The USPA is on its Way
Every fall the United States Polo Association holds its annual meetings in a different city somewhere in the U.S. This fall, the meetings will be at Newberry Hall in downtown Aiken.
"We try to organize the meetings around a major tournament every fall," says Ed Armstrong, the USPA Director of Tournaments and Clubs. "This year the meetings coincide with the final week of the USPA Silver Cup [at 302 Polo Club]. Aiken is a good spot for the meetings because it's easy for most people to get to. Plus, everyone knows someone that plays in Aiken."
From the players' point of view, the most important item on the agenda is the annual national handicap meeting. This is when all the players in the United States have their handicaps reviewed by their own club delegates as well as by the circuit delegates and the national handicapping committee. Since the composition of every team depends upon the sum of the handicaps of all of its players, accurate and consistent handicaps are crucial to keeping the sport fair and competitive. For players, however, especially for professional players, the goal is often to keep handicaps as low as possible so that they can be considered "cheap" at their rating rather than "heavy", assuring them of more jobs and a better chance of winning.

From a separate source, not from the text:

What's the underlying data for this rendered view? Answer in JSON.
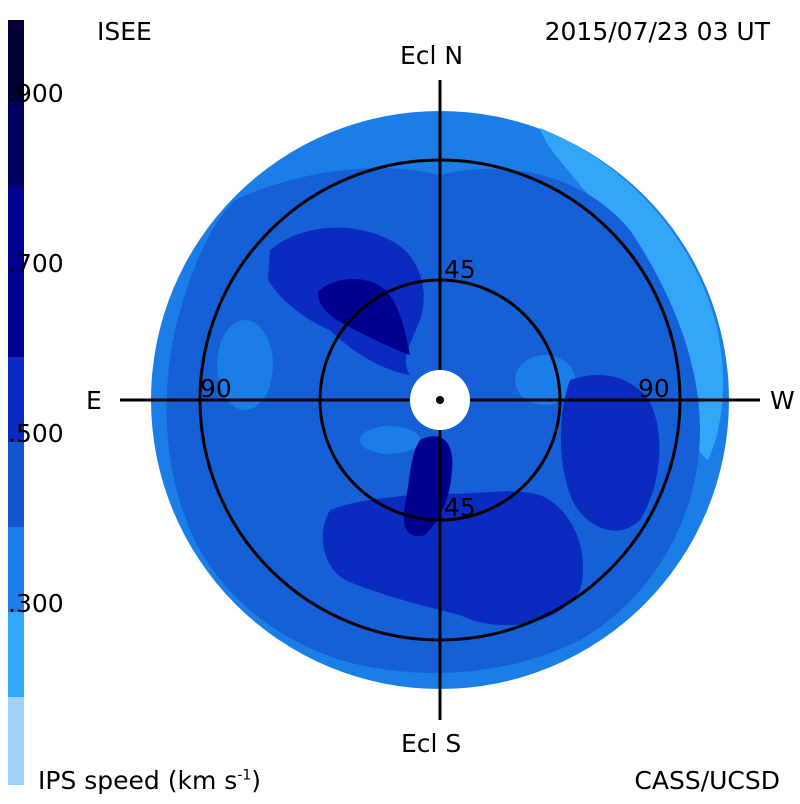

There are numerous other items on the agenda, including meetings and reports from the various committees. As ever, there is sure to be a fair amount of discussion on topics related to rules changes. The biggest debate is likely to center around the so-called "American rule." For decades, many Americans in the sport have decried the dominance of foreign professionals. Foreign players, they say, are often under-rated, and take playing opportunities away from young American professionals. Over the years, various rules have been enacted that are intended to help Americans get and keep playing jobs. The latest rule, set to take effect on January 1, states that every team entered in a tournament with a handicap of 22 or below must have at least one Registered Player member (i.e., a U.S. citizen), in addition to the "sponsor" who may be of any nationality (foreign players are registered as Affiliate Members.)
USPA officials, delegates and committee members will descend on Aiken from all over the country. They will be staying at several area hotels, including the Willcox, Hotel Aiken and the Hampton Inn on Whiskey Road. Polo players are generally people who like to have a good time. With the Silver Cup finals and the fall meetings going on, expect evenings in downtown Aiken to look like one big party between October 14 and 18.